Nous nous sommes aussi posé la question de savoir si le bégaiement est simplement une manifestation visible de troubles ML. Nous avons pu réaliser un examen médical détaillé de quelques-uns des individus avec les mutations dans ces gènes, et aucun d'eux n'a montré de signes ou de symptômes de troubles ML. Ainsi, alors que les troubles ML sont souvent des affections médicales sévères, ceux qui bégaient ne semblent pas être à risque pour ces maladies.

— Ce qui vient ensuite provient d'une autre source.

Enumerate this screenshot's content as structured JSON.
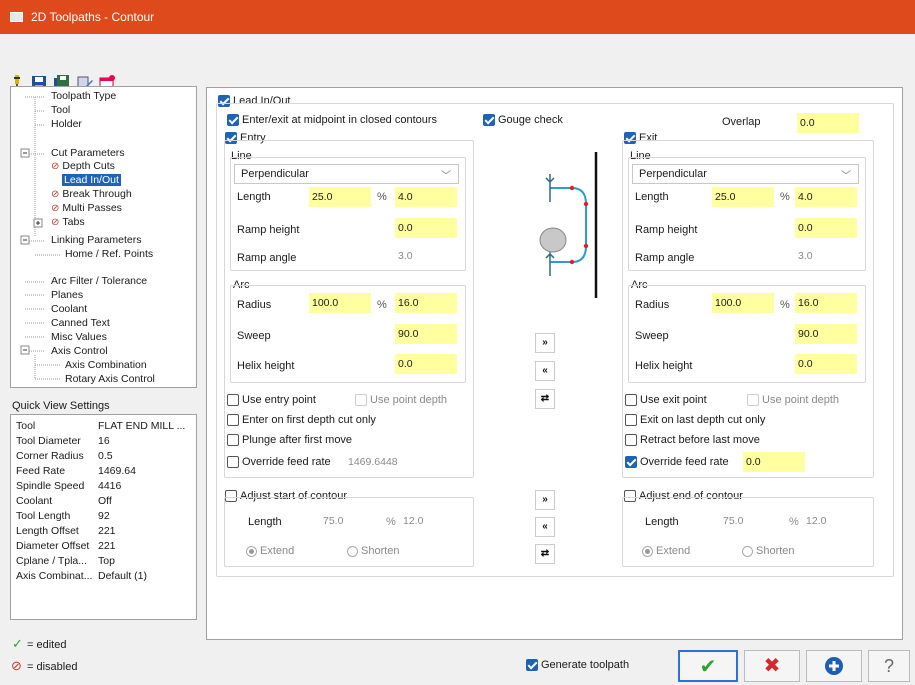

Le Dr Dennis Drayna est un généticien et Examinateur Senior à la National Institute on Deafness and Other Communication Disorders à Maryland, Etats-Unis.

Reference:
Kang C et al (2010). Mutations in the lysosomal enzyme-targeting pathway and persistent stuttering. NEJM 362:677-85. doi:10.1056/NEJMoa0902630

Commentaires

Unknown a dit…
Merci Olivier, pour cette nouvelle traduction.
On sent que Drayna a encore des revelations sous le coude et qu'il brûle d'envie d'en parler...mais les règles de publication des grandes revues médicales sont strictes.
Quant à ce qui est de la thérapie enzymatique....je vais un peu doucher votre enthousiasme (Tom Weidig a fait un post très pertinent sur la question il y a quelques mois) : c'est horriblement horriblement cher et ce sera destiné en priorité aux personnes qui ont la maladie "complète", c'est à dire la mutation sur les deux chromosomes de la même paire.

ça ne nous dit toujours pas comment on en arrive à l'excès de dopamine et pourquoi l'aire Brodmann 47 est visée en particulier.

Marie-Claude Monfrais-Pfauwadel
O a dit…
L'enquête continue...
O a dit…
Merci Tom pour le lien ; j'ai déjà connaissance de ces faits. Mais le bégaiement dans le Parkinson n'est pas forcément identique au nôtre.